There are a lot of uncertainties when it comes to starting your own business. As the owner, you have to choose how much your employees are paid, what to price your products at, plan your marketing technique, pay the bills, and the list goes on. With a franchise, many of these decisions are already set according to the parent company’s standards. This is to ensure their customers have similar interactions with their brand no matter what part of the country they are located. It can take a lot of the pressure off of the business owner, but is it worth it in the end? The brand recognition is there that customers trust, so you may have a large customer base right from the beginning. However, many of the best franchises take a certain percentage of gross income regardless of whether or not the branch turned a profit. This can mean the owner takes home nothing at the end of the year after all of their hard work.
Cost of Starting a Business vs Buying into a Franchise
Many business owners use their own saved capital or apply for a loan to finance their business in the beginning. It takes money to purchase equipment, find an office to rent, pay employees, set up a record system, and advertise for the business. These expenses can add up quick, but a business owner can also find was to minimize these costs by finding deals and buying used equipment.
Joining a franchise, however, also comes at a price. Typically, a franchise partner can anticipate paying around $50,000 to buy into a franchise. This may be an out of pocket expense, or it may be financed with a loan as well. This buy-in goes toward initial expenses and training you on their systems. It may or may not include inventory and equipment. When buying into a franchise, business owners need to know the details of the contract, what is included and what is not.

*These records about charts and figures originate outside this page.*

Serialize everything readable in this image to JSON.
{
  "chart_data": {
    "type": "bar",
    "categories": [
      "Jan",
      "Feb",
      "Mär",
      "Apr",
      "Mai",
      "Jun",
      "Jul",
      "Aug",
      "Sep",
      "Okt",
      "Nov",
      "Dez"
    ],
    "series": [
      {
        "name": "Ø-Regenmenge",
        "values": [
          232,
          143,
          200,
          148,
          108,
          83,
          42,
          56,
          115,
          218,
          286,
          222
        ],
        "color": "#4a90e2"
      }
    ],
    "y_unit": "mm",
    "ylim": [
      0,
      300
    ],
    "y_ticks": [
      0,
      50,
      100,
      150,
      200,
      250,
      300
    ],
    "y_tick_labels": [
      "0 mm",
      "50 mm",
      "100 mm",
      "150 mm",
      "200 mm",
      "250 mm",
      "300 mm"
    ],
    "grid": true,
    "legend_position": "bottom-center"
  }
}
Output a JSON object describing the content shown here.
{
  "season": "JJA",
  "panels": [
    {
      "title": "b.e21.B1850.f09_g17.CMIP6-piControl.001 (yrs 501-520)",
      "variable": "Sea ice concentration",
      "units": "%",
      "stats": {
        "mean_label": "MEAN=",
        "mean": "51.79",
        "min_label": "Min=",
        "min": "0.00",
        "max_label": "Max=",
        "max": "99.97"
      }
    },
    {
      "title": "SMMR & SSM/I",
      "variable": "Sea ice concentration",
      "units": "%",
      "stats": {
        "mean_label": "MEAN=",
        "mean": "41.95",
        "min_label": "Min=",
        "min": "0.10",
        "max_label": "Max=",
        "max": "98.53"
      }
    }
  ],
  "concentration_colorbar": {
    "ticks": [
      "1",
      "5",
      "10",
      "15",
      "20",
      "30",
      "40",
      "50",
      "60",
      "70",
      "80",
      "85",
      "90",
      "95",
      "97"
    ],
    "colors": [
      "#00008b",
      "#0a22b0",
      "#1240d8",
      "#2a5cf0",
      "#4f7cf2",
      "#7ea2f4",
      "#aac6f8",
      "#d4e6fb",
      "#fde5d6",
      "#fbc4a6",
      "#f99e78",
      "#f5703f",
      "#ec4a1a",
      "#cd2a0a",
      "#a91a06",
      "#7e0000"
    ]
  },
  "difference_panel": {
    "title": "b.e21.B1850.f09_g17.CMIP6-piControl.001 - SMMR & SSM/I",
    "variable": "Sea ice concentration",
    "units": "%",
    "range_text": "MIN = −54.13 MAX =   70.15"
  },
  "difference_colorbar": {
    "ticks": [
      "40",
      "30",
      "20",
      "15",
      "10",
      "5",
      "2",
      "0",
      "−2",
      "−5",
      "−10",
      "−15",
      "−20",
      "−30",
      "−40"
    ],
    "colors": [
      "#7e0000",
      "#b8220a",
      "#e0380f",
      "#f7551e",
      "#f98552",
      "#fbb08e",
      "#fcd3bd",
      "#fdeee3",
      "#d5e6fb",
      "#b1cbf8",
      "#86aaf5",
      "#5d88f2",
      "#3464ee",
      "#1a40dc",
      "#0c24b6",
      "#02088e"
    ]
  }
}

Year to Year Operations and Growth Potential
In a typical year, a business owner makes many decisions on business practices, marketing campaigns, salaries, etc. The owners, or co-owners, are completely responsible for these decisions, which is a freeing experience for many. It’s usually what they’ve been looking forward to with starting their own business. A franchise location owner, however, must have nearly every decision approved by the parent company. This can delay time-sensitive decisions or frustrate owners when they think a certain plan would be really great for their store. Furthermore, the parent company may dictate when a store must update their office, systems, and/or uniforms. Even if the decisions create a loss that year, the business owner has very little say in the final decisions of the franchise. If the owner doesn’t comply, they could lose their rights to the store.
Selling the Business vs Selling the Franchise
When a business owner wants to retire or sell out to a larger company, the buying process is fairly straight forward. The business owner may list their location as a buying option, find an appropriate buyer, and agree to a sales contract. The buyer can then do what they want with their newly acquired company.
When a franchise owner decides to sell, their pool of potential buyers is smaller, plus they may have competition from their very own franchise! Two franchise stores in the same geographical location can lessen the value of each shop, and the franchise may be wanting potential buyers to purchase new stores rather than let them take over an older one. Even if the franchise owner finds a buyer, they may have to pay transfer fees to the parent company to make the sale final. Sometimes this can mean even losing money on the investment! Lastly, when the franchise owner sells, many of their customers will stay loyal to the brand rather than follow them to their next venture.
Although franchises appear to be less risky at first, they still hold a certain amount of risk, and often pay much less to the owner than if they were to own their own business. In the end, it’s up to each individual to decide what is best for them after researching the options and weighing the pros and cons. Franchises can offer more customers in the beginning and help the store succeed with standardized systems in place. However, there is more freedom with owning your own Contracting business and it can be much easier to sell in the end.